Canavar tam yere düşerken Conner birdenbire ortaya çıktı; Ace’in içi sakindi ama Leroy kadar şaşkın görünüyordu.
Conner, bitkin bir halde Leroy’a bakarken memnun ve mutlu bir gülümseme takındı, “Güzel! Cennet bu yaşlı ruhu gerçekten terk etmemiş! Küçük velet, sonucun biraz hayal kırıklığı yaratsa da ne diyebilirim ki? Dilenciler seçici olamaz. Bu yüzden, seni gönülsüzce ilk öğrencim olarak kabul ediyorum.

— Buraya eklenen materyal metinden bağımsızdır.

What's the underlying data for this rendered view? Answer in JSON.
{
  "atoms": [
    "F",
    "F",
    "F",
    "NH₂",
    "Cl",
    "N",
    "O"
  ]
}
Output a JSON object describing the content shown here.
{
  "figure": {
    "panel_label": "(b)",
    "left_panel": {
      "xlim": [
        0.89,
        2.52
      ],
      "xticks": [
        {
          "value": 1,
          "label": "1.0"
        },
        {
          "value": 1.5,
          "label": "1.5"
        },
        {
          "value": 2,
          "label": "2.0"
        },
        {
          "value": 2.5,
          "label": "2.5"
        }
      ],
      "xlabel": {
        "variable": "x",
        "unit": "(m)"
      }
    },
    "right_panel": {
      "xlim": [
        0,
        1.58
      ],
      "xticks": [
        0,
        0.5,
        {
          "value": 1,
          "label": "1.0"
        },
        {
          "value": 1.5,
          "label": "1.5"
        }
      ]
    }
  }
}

“Ben Gök Kalp İmparatorluk Okulu’nun İmparatorluk Öğretmeniyim; adım İlahi Göz Conner ve insanlar bana Ölüm Vurucusu da der. Şimdi diz çökebilir ve beni ustan olarak kabul edebilirsin!” Conner öğrencisinin önünde ilahi bir varlık gibi poz verirken son derece mağrur ve görkemli görünüyordu ve kendini tanıtmaktan oldukça memnun hissediyor ve öğrencisinin zihninde ölümsüz bir imaj oluşturduğunu düşünüyordu.
Ancak Ace’in gözünde bir narsistten başka bir şey değildi ve kafasının yerinde olup olmadığını merak ediyordu!